Re: [PATCH v4 04/11] x86/bhi: Make clear_bhb_loop() effective on newer CPUs

From: Pawan Gupta

Date: Wed Dec 03 2025 - 20:40:33 EST


On Tue, Nov 25, 2025 at 11:34:07AM +0000, david laight wrote:
> On Mon, 24 Nov 2025 11:31:26 -0800
> Pawan Gupta <pawan.kumar.gupta@xxxxxxxxxxxxxxx> wrote:
>
> > On Sat, Nov 22, 2025 at 11:05:58AM +0000, david laight wrote:
> ...
> > > For subtle reasons one of the mitigations that slows kernel entry caused
> > > a doubling of the execution time of a largely single-threaded task that
> > > spends almost all its time in userspace!
> > > (I thought I'd disabled it at compile time - but the config option
> > > changed underneath me...)
> >
> > That is surprising. If its okay, could you please share more details about
> > this application? Or any other way I can reproduce this?
>
> The 'trigger' program is a multi-threaded program that wakes up every 10ms
> to process RTP and TDM audio data.
> So we have a low RT priority process with one thread per cpu.
> Since they are RT they usually get scheduled on the same cpu as last lime.
> I think this simple program will have the desired effect:
> A main process that does:
> syscall(SYS_clock_gettime, CLOCK_MONOTONIC, &start_time);
> start_time += 1sec;
> for (n = 1; n < num_cpu; n++)
> pthread_create(thread_code, start_time);
> thread_code(start_time);
> with:
> thread_code(ts)
> {
> for (;;) {
> ts += 10ms;
> syscall(SYS_clock_nanosleep, CLOCK_MONOTONIC, TIMER_ABSTIME, &ts, NULL);
> do_work();
> }
>
> So all the threads wake up at exactly the same time every 10ms.
> (You need to use syscall(), don't look at what glibc does.)
>
> On my system the program wasn't doing anything, so do_work() was empty.
> What matters is whether all the threads end up running at the same time.
> I managed that using pthread_broadcast(), but the clock code above
> ought to be worse (and I've since changed the daemon to work that way
> to avoid all this issues with pthread_broadcast() being sequential
> and threads not running because the target cpu is running an ISR or
> just looping in kernel).
>
> The process that gets 'hit' is anything cpu bound.
> Even a shell loop (eg while :; do ;: done) but with a counter will do.
>
> Without the 'trigger' program, it will (mostly) sit on one cpu and the
> clock frequency of that cpu will increase to (say) 3GHz while the other
> all run at 800Mhz.
> But the 'trigger' program runs threads on all the cpu at the same time.
> So the 'hit' program is pre-empted and is later rescheduled on a
> different cpu - running at 800MHz.
> The cpu speed increases, but 10ms later it gets bounced again.

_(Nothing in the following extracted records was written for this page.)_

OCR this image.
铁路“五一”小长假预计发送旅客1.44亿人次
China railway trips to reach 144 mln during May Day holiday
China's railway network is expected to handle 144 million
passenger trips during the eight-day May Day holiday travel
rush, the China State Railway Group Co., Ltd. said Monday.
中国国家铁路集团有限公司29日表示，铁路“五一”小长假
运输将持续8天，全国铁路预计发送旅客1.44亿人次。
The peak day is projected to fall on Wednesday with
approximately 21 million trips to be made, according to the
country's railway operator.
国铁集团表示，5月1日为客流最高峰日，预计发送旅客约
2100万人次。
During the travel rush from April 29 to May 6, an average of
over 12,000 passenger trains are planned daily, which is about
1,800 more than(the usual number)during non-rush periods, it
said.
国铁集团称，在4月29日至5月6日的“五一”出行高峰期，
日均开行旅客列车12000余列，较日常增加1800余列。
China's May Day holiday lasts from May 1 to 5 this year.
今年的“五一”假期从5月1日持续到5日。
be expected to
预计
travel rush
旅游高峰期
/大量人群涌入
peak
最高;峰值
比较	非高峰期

Sorry I haven't tried creating this test yet.

> The real issue is that the cpu speed is associated with the cpu, not
> the process running on it.

So if the 'hit' program gets scheduled to a CPU that is running at 3GHz
then we don't expect a dramatic performance drop? Setting scaling_governor
to "performance" would be an interesting test.